I’m listening, analyzing, watching mannerisms, expressions, analyzing those. Listening to speech patterns and tones while all the while analyzing the entire conversation.

I learn a lot about people this way, and about myself. That’s why one of my favorite quotes, I forgot where I got it from, is “I hear what is not being said.”

This brings me to tonight.

Tonight I was telling a story and got rudely interrupted in the beginning of the story by two of my friends who felt the need to voice their opinions as if they were facts, before even hearing the entire story.

I sat back, listened to them, analyzing everything, and waiting to see if they would be courteous enough to ask me to continue my story, but they never did. They were so high up on their self-righteous, egotistical horses, that they never came back to my story.

Some people would have found this rude, I found it a bit irritating, but mostly, I found it intriguing because I was learning so much about these people and how they think, even how they think and see me. I was learning more than I think they knew they were teaching me about themselves, which is the beauty of extrospection.

As I sat and listened, I realized that my two friends were making a mistake a lot of us make from time to time, especially in this political environment. They were mistaking their opinions for facts.

Naturally, we are drawn to information that supports our beliefs. Sadly we tend to stick with those beliefs even in the face of evidence that proves them wrong, and may even believe in them more, as a form of protest or as a defense mechanism.

In many cases, factual evidence seems to matter very little.

As I watch the political coverage, this is played out daily, but one doesn’t have to watch CNN or MSNBC to see this. We encounter this all the time, perhaps even within ourselves as I encountered with my friends tonight.

At one point when they were closing the restaurant we were at and we were the only customers left, they were still engaged in idle conversation, sipping their drinks as the staff was waiting for us to leave.

I told my friends that we should probably pick up the pace, but they told me I should just relax. I replied that I like for people to be respectful of my time and I like to respect other peoples time.

They quickly retorted that we were patrons, paying money and that they would gladly wait for us because we were given them business. They then went on a rampage that included something about the economy and the customer is always right, to which as always, I just listened and analyzed and then replied that I was sharing my opinion, not stating a fact.

They then backed off, but I realized that they were stating their opinions as blatant facts, that as long as a drink was on the table, the business should wait patiently for them to leave.

I didn’t try to elaborate on this with them, because like I stated earlier, even if I could present facts on why we should be respectful of the staffs time and leave so that they could clear the last table, I would have been met with more opinionated hostility, but why?

We all know what it feels like to be proven wrong and what that means to our sense of self and even our sense of credibility. It often gets us to question not just that one thing, but a host of our other beliefs and one thing many people are afraid of doing, and will sometimes fight to death before they do it, is to take a real examination of their self.

Many relationships fail or stall because one or both partners have different opinions and neither one is willing to reconsider, change or even tweak theirs.
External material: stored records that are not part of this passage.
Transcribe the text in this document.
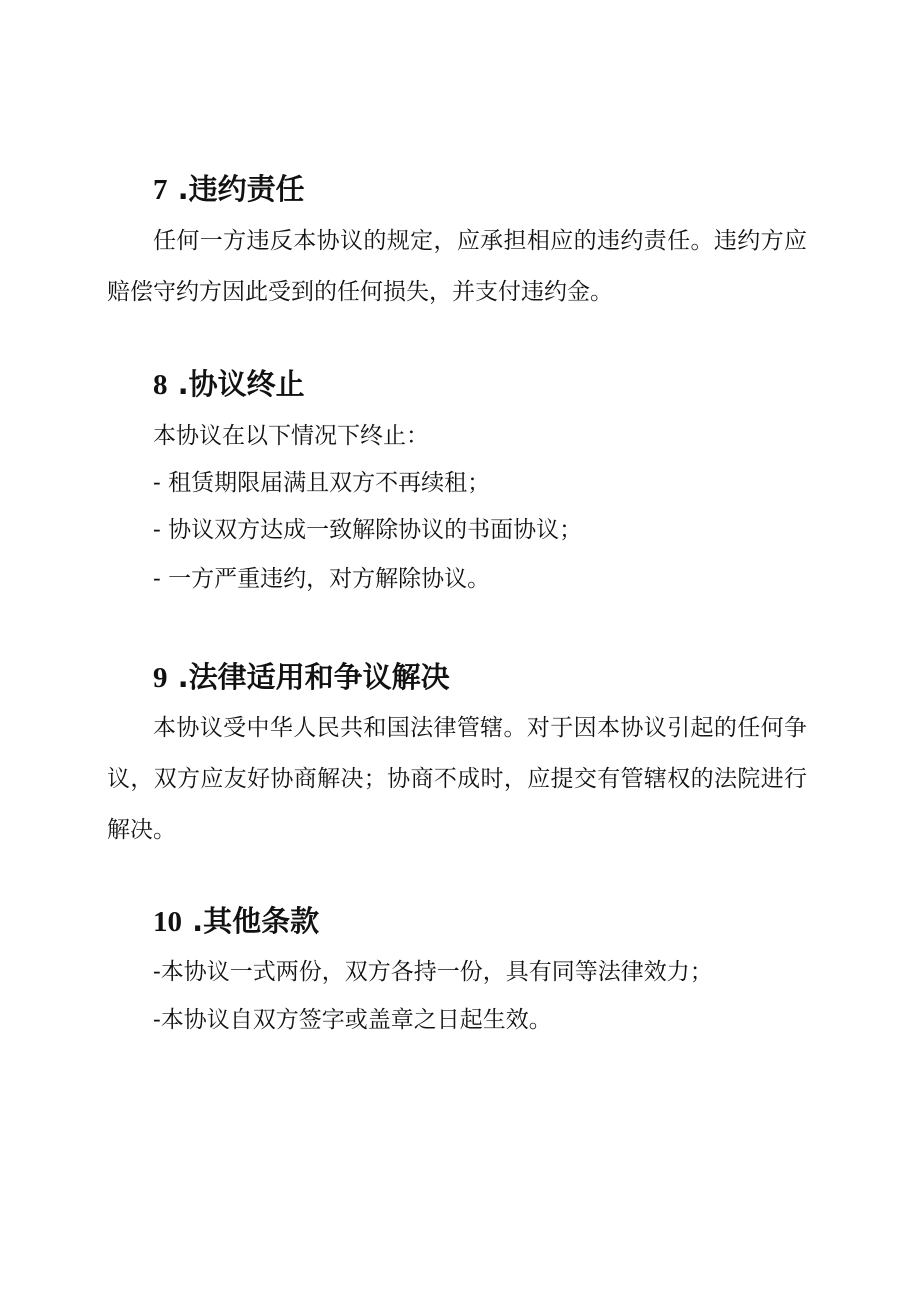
7 .违约责任

任何一方违反本协议的规定，应承担相应的违约责任。违约方应赔偿守约方因此受到的任何损失，并支付违约金。

8 .协议终止

本协议在以下情况下终止：

- 租赁期限届满且双方不再续租；

- 协议双方达成一致解除协议的书面协议；

- 一方严重违约，对方解除协议。

9 .法律适用和争议解决

本协议受中华人民共和国法律管辖。对于因本协议引起的任何争议，双方应友好协商解决；协商不成时，应提交有管辖权的法院进行解决。

10 .其他条款

-本协议一式两份，双方各持一份，具有同等法律效力；

-本协议自双方签字或盖章之日起生效。
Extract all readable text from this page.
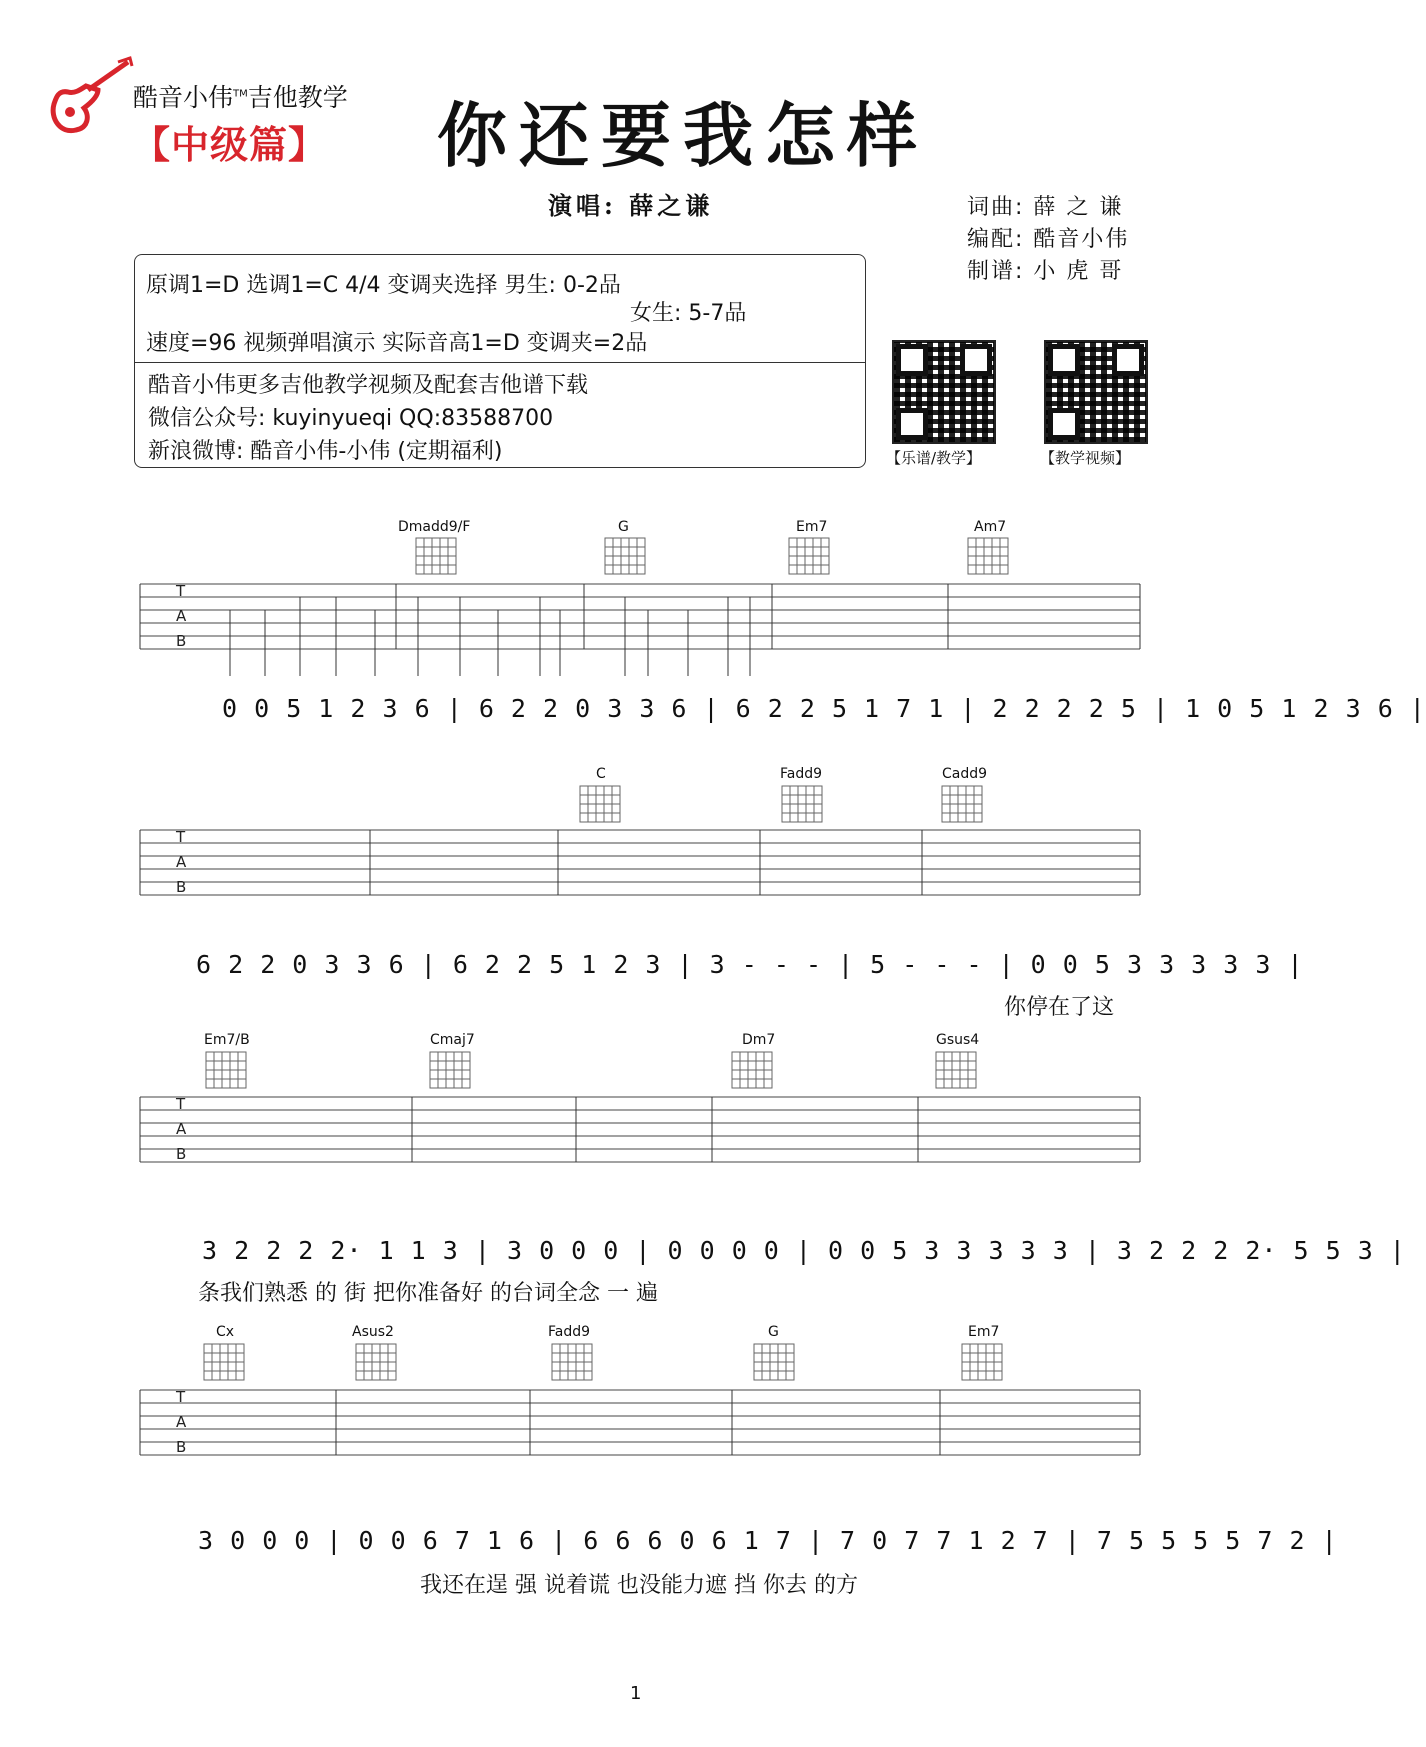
酷音小伟™吉他教学
【中级篇】 你还要我怎样
演唱: 薛之谦	词曲: 薛 之 谦
编配: 酷音小伟
制谱: 小 虎 哥
原调1=D 选调1=C 4/4 变调夹选择 男生: 0-2品
女生: 5-7品
速度=96 视频弹唱演示 实际音高1=D 变调夹=2品
酷音小伟更多吉他教学视频及配套吉他谱下载
微信公众号: kuyinyueqi QQ:83588700
新浪微博: 酷音小伟-小伟 (定期福利)	【乐谱/教学】	【教学视频】
Dmadd9/F	G	Em7	Am7
T
A
B
T
A
B
T
A
B
T
A
B
0 0 5 1 2 3 6 | 6 2 2 0 3 3 6 | 6 2 2 5 1 7 1 | 2 2 2 2 5 | 1 0 5 1 2 3 6 |
C	Fadd9	Cadd9
6 2 2 0 3 3 6 | 6 2 2 5 1 2 3 | 3 - - - | 5 - - - | 0 0 5 3 3 3 3 3 |
你停在了这
Em7/B	Cmaj7	Dm7	Gsus4
3 2 2 2 2· 1 1 3 | 3 0 0 0 | 0 0 0 0 | 0 0 5 3 3 3 3 3 | 3 2 2 2 2· 5 5 3 |
条我们熟悉 的 街 把你准备好 的台词全念 一 遍
Cx	Asus2	Fadd9	G	Em7
3 0 0 0 | 0 0 6 7 1 6 | 6 6 6 0 6 1 7 | 7 0 7 7 1 2 7 | 7 5 5 5 5 7 2 |
我还在逞 强 说着谎 也没能力遮 挡 你去 的方
1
Instead they fight over and over about the same things, pointing the finger at each other.

These are of course largely unconscious thoughts, which make them that much more powerful. Still, stating opinions doesn’t make them right or facts.

People who are more self-confident tend to be more willing to re-examine their opinions and it’s important that fro time to time we all do this to become well-rounded, well-adjusted people who are able to have healthy relationships with not only other people, but with ourselves.